LoqiRoam · 旅日記

水音のあと、紙と電車の余韻

王子の親水公園から神社と狐の伝承をたどり、飛鳥山の電車、紙の手仕事、旧古河庭園の静けさへ移る音の旅。

王子駅を出てすぐ、音無親水公園の水辺に立った。旧流路を生かした公園には再現された滝とせせらぎがあるけれど、そこにある水音は自然と都市のあいだでつくられたものだ。そのことを考えながら歩くと、街の景色が少しだけ舞台のように見えた。王子神社では大イチョウを見上げ、祭りの日のざわめきを想像する。王子稲荷神社の石段では、狐の穴跡と落語の記憶が昼の路地に夜の気配を重ねてくれた。名主の滝公園では工事で滝が止まっていたが、聞こえない滝を思う時間も悪くなかった。飛鳥山に上ると、電車の音と高台の風が一気に視界を開く。その響きを紙の博物館まで持っていき、王子の製紙の歴史と手仕事に触れた。最後は旧古河庭園。洋館から日本庭園へ景色の速度が変わり、今日拾った音が水面の奥で静かにほどけていった。

この旅の足跡

  1. 旧流路を生かした音無親水公園には、再現された権現の滝とせせらぎがある。水は循環式だと知り、街の中の水音がどう設計されたのか気になった。
  2. 王子神社の境内には東京都指定天然記念物の大イチョウが立つ。王子田楽や熊手市の音を想像しながら見上げると、一本の木が季節の記憶を抱えているようだった。
  3. 王子稲荷神社は落語『王子の狐』の舞台で、境内には狐の穴跡も残る。大晦日の狐行列を思うと、昼の石段にも夜の気配が薄く重なって見えた。
  4. 名主の滝公園は4つの滝を抱く回遊式庭園として生まれたが、現在は再生整備工事で滝が停止中。聞こえない滝を想像しながら、池と斜面の静けさを歩いた。
  5. 飛鳥山公園の展望ひろばには、新幹線や電車がよく見えるデッキがある。

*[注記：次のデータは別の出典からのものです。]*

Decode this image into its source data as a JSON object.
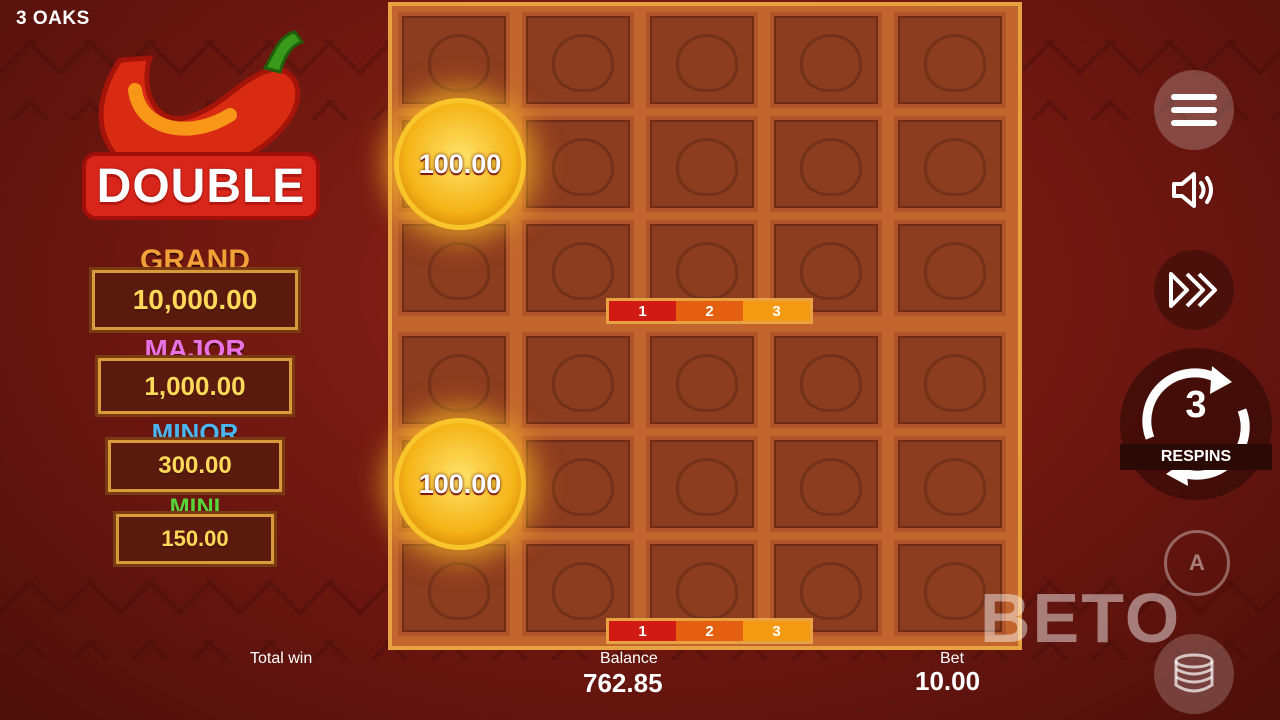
{
  "brand": "3 OAKS",
  "logo_text": "DOUBLE",
  "jackpots": [
    {
      "title": "GRAND",
      "value": "10,000.00",
      "color": "#f2a038"
    },
    {
      "title": "MAJOR",
      "value": "1,000.00",
      "color": "#e872e2"
    },
    {
      "title": "MINOR",
      "value": "300.00",
      "color": "#4bb6f0"
    },
    {
      "title": "MINI",
      "value": "150.00",
      "color": "#58d43a"
    }
  ],
  "meter_top": [
    "1",
    "2",
    "3"
  ],
  "meter_bottom": [
    "1",
    "2",
    "3"
  ],
  "coins": {
    "top_value": "100.00",
    "bottom_value": "100.00"
  },
  "respins": {
    "count": "3",
    "label": "RESPINS"
  },
  "footer": {
    "total_win_label": "Total win",
    "balance_label": "Balance",
    "balance_value": "762.85",
    "bet_label": "Bet",
    "bet_value": "10.00"
  },
  "watermark": "BETO"
}
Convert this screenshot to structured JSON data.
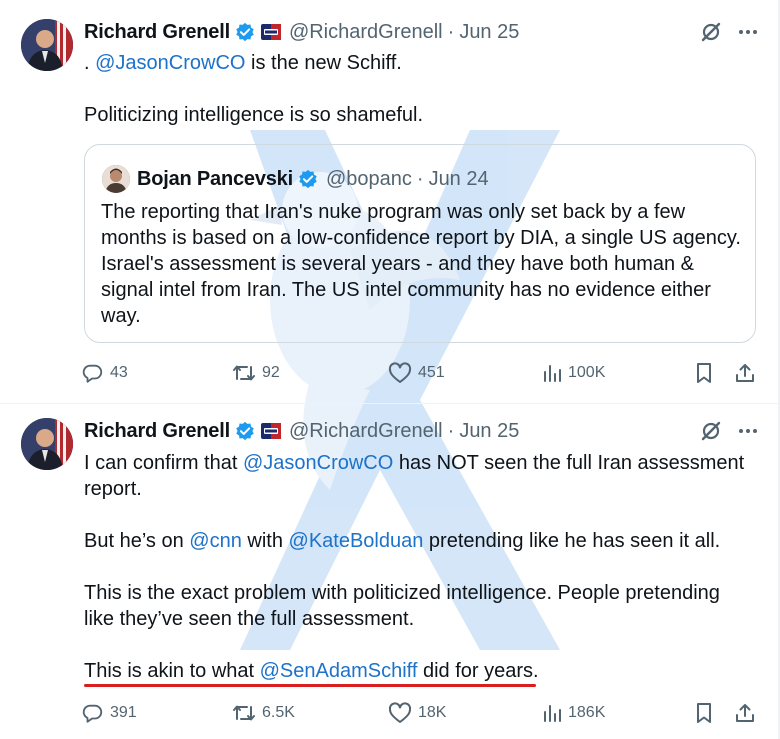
{
  "tweets": [
    {
      "author_name": "Richard Grenell",
      "handle": "@RichardGrenell",
      "separator": "·",
      "date": "Jun 25",
      "text_lines": {
        "l1_prefix": ". ",
        "l1_link": "@JasonCrowCO",
        "l1_suffix": " is the new Schiff.",
        "l2": "Politicizing intelligence is so shameful."
      },
      "quote": {
        "author_name": "Bojan Pancevski",
        "handle": "@bopanc",
        "separator": "·",
        "date": "Jun 24",
        "text": "The reporting that Iran's nuke program was only set back by a few months is based on a low-confidence report by DIA, a single US agency. Israel's assessment is several years - and they have both human & signal intel from Iran. The US intel community has no evidence either way."
      },
      "stats": {
        "replies": "43",
        "reposts": "92",
        "likes": "451",
        "views": "100K"
      }
    },
    {
      "author_name": "Richard Grenell",
      "handle": "@RichardGrenell",
      "separator": "·",
      "date": "Jun 25",
      "paragraphs": {
        "p1_a": "I can confirm that ",
        "p1_link": "@JasonCrowCO",
        "p1_b": " has NOT seen the full Iran assessment report.",
        "p2_a": "But he’s on ",
        "p2_link1": "@cnn",
        "p2_b": " with ",
        "p2_link2": "@KateBolduan",
        "p2_c": " pretending like he has seen it all.",
        "p3": "This is the exact problem with politicized intelligence. People pretending like they’ve seen the full assessment.",
        "p4_a": "This is akin to what ",
        "p4_link": "@SenAdamSchiff",
        "p4_b": " did for years."
      },
      "stats": {
        "replies": "391",
        "reposts": "6.5K",
        "likes": "18K",
        "views": "186K"
      }
    }
  ],
  "icons": {
    "verified": "verified-badge-icon",
    "affiliate": "affiliate-flag-icon",
    "grok": "grok-icon",
    "more": "more-icon",
    "reply": "reply-icon",
    "repost": "repost-icon",
    "like": "like-icon",
    "views": "views-icon",
    "bookmark": "bookmark-icon",
    "share": "share-icon"
  },
  "colors": {
    "link": "#1d72c9",
    "verified": "#1d9bf0",
    "muted": "#536471",
    "underline": "#d81e1e"
  }
}
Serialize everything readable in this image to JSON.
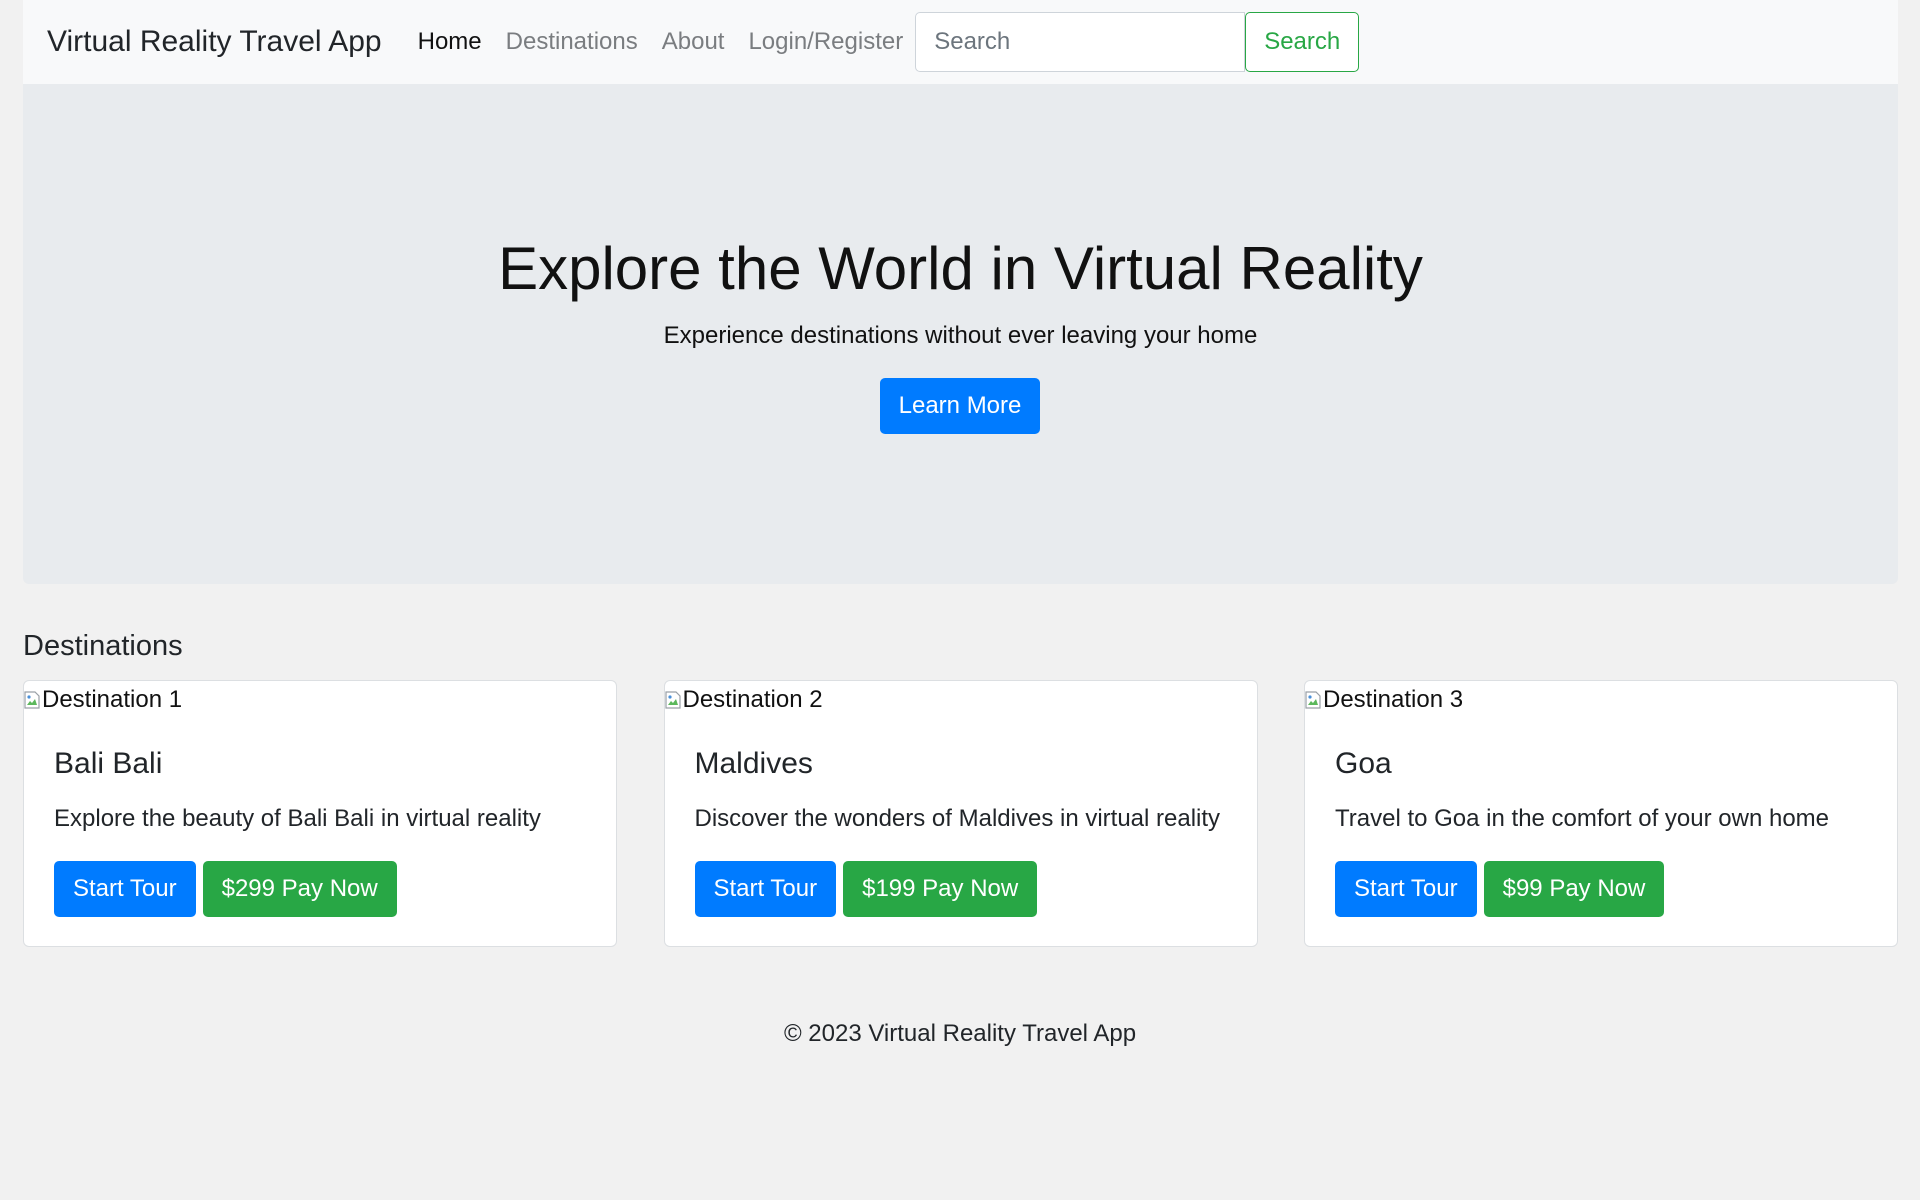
{
  "navbar": {
    "brand": "Virtual Reality Travel App",
    "links": [
      {
        "label": "Home",
        "active": true
      },
      {
        "label": "Destinations",
        "active": false
      },
      {
        "label": "About",
        "active": false
      },
      {
        "label": "Login/Register",
        "active": false
      }
    ],
    "search": {
      "placeholder": "Search",
      "button_label": "Search"
    }
  },
  "hero": {
    "title": "Explore the World in Virtual Reality",
    "subtitle": "Experience destinations without ever leaving your home",
    "button_label": "Learn More"
  },
  "destinations": {
    "heading": "Destinations",
    "cards": [
      {
        "image_alt": "Destination 1",
        "title": "Bali Bali",
        "text": "Explore the beauty of Bali Bali in virtual reality",
        "tour_label": "Start Tour",
        "pay_label": "$299 Pay Now"
      },
      {
        "image_alt": "Destination 2",
        "title": "Maldives",
        "text": "Discover the wonders of Maldives in virtual reality",
        "tour_label": "Start Tour",
        "pay_label": "$199 Pay Now"
      },
      {
        "image_alt": "Destination 3",
        "title": "Goa",
        "text": "Travel to Goa in the comfort of your own home",
        "tour_label": "Start Tour",
        "pay_label": "$99 Pay Now"
      }
    ]
  },
  "footer": {
    "text": "© 2023 Virtual Reality Travel App"
  },
  "colors": {
    "primary": "#007bff",
    "success": "#28a745",
    "navbar_bg": "#f8f9fa",
    "hero_bg": "#e8ebee",
    "page_bg": "#f1f1f1"
  },
  "icons": {
    "card_image": "broken-image-icon"
  }
}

高台の風に線路の音が重なり、江戸の花見と今日の通勤が同じ斜面に並んで聞こえた。
  6. 紙の博物館では紙すきの道具や製紙機械、和紙と文化の資料を見られる。電車の走行音を聞いたあと、薄い紙一枚が産業と手仕事の両方を支えてきた重さに驚いた。
  7. 旧古河庭園は高台の洋館とバラ園、低地の日本庭園が一つの敷地に重なる。明るい洋風の景色から濃い植込みへ歩くと、街の音まで庭の奥で丸くなった。